Photo by Matt Mead Photography

Photo by Matt Mead Photography

Marcie Rendon

Marcie Rendon, citizen of the White Earth Nation—mother, grandmother, recipient of the 50 over 50 Award 2018 from AARP MN. I should have gotten older sooner. My novel, Murder on the Red River, won the 2018 Pinckley Prizes for Crime Fiction, and was a 2018 Western Writers of America’s Spur Award Finalist for Contemporary Novel. The second novel in the series will appear in 2019. What took me so long to get to this point of creative production? Family and community arts activism have pulled my attention over the years. It is all good and an honor to be alive.


September 2018

Crickets, frogs

            Slow slow motion of brown, red bodies

Birds float, fabric on wall

            Brown, black braids move, pulse

dream dreams

            Ocean birds mating

Gentle washing tides

                        Sacred water erases footprints

Clean pure water

  Sand moved from     there      to      here

Tiny movement, heart beating

 

Thunder beings talk

Living in the realm of never

Land erupts with loving

            Breaking ice moves life

 

Darkness, light

Ice rages, wind expounds

All things change, live, die, live

 

There is silence inside of silence inside of silence

you carry me

call nothingness into somethingness

 

floundering

flounder

found

your heart

   creating you into existence

WEAVE

            I attended the September open rehearsal of Weave. It was an honor to attend and an act of trust on the part of the artists to open themselves to audience while in the process of creating, forming, shaping, becoming the piece, not yet ready for full production.
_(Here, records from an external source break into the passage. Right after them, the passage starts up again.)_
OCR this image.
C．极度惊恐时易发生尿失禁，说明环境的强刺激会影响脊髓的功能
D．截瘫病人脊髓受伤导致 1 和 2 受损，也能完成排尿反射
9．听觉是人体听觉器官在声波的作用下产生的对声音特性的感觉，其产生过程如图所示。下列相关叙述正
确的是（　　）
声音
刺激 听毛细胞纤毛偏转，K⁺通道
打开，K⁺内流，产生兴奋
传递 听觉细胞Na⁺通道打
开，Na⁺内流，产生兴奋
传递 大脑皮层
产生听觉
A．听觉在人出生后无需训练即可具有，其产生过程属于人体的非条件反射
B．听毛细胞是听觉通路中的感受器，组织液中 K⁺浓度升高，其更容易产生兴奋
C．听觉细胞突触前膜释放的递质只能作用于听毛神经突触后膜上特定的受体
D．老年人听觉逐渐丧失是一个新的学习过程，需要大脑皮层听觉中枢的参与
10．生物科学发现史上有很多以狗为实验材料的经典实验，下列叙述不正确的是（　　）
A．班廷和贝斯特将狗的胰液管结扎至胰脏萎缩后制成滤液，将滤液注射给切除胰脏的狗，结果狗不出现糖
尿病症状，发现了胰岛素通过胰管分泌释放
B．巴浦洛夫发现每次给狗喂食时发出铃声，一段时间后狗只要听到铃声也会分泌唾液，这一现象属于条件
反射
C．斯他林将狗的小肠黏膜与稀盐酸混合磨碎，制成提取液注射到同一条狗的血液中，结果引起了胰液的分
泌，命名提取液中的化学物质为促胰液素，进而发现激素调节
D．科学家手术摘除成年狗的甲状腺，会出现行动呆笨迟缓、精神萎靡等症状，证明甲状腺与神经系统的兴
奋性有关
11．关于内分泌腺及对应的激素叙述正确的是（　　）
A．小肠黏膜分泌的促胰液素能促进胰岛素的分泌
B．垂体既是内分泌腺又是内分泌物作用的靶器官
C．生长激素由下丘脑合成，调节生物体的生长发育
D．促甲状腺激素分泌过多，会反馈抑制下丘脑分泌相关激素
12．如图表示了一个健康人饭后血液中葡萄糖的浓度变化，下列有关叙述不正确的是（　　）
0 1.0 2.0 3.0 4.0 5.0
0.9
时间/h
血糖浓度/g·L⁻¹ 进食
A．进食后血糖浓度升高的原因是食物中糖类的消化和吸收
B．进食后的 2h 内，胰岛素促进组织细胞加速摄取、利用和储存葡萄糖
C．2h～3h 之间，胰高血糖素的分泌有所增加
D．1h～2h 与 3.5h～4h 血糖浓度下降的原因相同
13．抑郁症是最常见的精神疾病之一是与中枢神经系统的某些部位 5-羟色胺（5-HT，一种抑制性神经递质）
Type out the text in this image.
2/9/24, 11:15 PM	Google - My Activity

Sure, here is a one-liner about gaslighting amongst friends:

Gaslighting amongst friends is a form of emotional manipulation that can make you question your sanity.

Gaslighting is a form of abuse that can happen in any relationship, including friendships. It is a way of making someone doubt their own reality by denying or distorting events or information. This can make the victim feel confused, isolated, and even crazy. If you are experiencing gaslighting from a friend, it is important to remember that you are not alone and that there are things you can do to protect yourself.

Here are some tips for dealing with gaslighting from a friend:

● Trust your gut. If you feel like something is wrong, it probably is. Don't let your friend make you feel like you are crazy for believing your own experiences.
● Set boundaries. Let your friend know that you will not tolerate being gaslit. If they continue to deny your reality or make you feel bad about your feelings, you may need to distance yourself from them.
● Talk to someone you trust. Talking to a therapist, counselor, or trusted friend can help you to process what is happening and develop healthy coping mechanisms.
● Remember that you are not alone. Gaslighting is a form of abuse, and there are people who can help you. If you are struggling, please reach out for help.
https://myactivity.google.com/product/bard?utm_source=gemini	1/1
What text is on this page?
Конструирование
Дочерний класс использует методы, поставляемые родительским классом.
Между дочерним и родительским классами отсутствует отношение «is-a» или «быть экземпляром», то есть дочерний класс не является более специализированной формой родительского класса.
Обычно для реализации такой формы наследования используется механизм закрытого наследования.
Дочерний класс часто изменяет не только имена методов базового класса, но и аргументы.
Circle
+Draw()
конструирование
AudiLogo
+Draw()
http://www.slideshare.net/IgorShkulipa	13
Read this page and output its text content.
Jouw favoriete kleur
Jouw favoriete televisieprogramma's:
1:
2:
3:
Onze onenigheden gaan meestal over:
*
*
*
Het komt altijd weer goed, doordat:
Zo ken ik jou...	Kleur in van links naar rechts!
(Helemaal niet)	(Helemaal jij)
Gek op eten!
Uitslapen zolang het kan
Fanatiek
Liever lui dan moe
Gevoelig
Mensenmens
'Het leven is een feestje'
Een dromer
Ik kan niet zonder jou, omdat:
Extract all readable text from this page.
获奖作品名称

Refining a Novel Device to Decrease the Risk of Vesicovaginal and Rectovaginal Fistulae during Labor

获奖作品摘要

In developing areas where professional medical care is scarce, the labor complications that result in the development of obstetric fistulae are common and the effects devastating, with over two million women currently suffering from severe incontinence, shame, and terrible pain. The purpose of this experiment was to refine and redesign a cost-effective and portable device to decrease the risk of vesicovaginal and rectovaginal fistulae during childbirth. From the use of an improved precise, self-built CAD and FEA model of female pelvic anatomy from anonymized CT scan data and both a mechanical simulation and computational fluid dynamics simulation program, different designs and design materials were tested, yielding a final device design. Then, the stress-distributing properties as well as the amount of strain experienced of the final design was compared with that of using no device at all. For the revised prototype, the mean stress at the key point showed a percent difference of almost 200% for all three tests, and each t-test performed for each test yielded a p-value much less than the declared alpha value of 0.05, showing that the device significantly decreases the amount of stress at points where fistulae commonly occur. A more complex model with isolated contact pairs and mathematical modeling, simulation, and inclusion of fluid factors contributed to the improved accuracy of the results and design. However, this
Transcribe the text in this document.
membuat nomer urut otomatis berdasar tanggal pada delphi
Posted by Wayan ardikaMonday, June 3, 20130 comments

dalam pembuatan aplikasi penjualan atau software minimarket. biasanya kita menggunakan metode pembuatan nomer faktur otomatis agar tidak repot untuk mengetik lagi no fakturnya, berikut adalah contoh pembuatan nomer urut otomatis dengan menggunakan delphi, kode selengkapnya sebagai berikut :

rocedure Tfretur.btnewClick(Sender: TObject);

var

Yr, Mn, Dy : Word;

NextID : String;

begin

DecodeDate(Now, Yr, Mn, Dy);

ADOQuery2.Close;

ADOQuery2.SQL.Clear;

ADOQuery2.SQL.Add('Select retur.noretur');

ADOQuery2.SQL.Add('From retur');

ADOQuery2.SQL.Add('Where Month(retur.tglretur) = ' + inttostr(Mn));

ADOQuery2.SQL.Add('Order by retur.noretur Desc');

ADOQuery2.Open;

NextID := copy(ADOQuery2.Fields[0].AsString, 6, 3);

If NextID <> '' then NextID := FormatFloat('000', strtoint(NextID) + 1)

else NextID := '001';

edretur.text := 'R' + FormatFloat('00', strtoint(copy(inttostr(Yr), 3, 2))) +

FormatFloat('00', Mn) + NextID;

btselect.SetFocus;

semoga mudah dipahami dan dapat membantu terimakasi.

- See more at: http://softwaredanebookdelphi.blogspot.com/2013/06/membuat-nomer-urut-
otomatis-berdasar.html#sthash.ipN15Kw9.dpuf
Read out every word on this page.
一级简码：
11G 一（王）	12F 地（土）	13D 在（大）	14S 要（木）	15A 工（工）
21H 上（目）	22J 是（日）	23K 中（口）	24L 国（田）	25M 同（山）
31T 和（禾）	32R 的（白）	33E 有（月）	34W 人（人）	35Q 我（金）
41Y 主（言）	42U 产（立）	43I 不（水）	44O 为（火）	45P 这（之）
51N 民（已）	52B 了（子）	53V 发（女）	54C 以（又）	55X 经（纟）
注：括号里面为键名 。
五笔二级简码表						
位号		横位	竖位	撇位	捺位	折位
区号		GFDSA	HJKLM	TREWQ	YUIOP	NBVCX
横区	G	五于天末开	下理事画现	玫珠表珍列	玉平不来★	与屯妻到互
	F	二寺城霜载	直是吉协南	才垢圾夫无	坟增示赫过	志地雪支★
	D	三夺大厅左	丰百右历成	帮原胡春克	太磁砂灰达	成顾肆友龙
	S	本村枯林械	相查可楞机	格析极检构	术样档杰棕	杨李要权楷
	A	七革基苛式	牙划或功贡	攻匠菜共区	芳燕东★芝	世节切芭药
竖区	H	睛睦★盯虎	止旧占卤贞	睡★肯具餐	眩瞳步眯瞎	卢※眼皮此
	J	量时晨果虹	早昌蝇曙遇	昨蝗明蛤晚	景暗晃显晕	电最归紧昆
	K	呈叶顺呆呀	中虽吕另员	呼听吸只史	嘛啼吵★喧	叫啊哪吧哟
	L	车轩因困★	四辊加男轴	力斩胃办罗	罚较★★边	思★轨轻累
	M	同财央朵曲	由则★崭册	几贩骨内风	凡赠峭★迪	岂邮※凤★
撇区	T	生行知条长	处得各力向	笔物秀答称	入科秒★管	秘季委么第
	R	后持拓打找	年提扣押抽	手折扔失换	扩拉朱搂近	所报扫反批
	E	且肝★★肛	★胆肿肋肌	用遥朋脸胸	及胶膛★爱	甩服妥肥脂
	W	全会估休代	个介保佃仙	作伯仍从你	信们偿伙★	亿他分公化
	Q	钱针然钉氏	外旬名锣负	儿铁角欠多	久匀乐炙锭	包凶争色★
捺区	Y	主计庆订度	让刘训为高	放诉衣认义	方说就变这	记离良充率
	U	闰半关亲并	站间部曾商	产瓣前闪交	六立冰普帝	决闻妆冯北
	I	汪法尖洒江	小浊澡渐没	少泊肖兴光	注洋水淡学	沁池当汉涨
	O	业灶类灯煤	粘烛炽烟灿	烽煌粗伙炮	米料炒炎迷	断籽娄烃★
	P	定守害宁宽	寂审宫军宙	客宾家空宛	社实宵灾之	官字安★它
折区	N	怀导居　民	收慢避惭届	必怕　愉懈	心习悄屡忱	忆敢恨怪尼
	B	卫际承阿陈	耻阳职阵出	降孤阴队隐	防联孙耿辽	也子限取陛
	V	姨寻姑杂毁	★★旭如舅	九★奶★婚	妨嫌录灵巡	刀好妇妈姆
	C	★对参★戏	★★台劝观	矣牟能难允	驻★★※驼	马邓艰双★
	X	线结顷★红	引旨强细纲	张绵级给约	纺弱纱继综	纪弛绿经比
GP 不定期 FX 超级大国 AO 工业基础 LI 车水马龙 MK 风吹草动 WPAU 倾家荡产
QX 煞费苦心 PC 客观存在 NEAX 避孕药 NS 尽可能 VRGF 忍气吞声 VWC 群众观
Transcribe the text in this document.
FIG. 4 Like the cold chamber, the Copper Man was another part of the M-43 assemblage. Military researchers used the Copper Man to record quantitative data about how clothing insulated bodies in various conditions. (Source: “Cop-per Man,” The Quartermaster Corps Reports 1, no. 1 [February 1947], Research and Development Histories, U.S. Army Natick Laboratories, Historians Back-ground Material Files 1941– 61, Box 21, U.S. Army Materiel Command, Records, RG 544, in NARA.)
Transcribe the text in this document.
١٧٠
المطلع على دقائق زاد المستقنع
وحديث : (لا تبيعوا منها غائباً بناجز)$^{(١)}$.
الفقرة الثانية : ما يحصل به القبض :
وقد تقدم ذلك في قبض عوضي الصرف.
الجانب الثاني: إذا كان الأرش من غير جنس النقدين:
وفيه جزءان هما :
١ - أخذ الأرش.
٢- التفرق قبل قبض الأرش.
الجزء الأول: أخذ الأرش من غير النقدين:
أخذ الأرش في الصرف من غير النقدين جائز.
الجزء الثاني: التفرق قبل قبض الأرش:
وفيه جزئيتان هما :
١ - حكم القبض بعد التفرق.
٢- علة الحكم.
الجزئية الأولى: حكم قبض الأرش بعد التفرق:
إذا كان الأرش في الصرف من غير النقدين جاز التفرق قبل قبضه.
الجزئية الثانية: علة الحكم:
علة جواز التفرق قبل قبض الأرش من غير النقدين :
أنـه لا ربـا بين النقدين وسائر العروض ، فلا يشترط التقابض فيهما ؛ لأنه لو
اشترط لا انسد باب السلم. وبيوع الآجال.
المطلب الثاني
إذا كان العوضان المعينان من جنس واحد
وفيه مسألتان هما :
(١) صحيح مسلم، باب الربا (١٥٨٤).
            Brown, red, black bodies moved with fluidity, filling the space reminiscent of the sand and liquid shifting in sandscape sculptures. There was music and the sound of feet on hardwood floor with a backdrop of visual images that filled the walls. Sitting in the studio I felt immersed in the production as the dimensionality of the whole enveloped all the senses.

            Rosy Simas understands water. She understands the human is water. That water is human. That understanding becomes movement in Weave.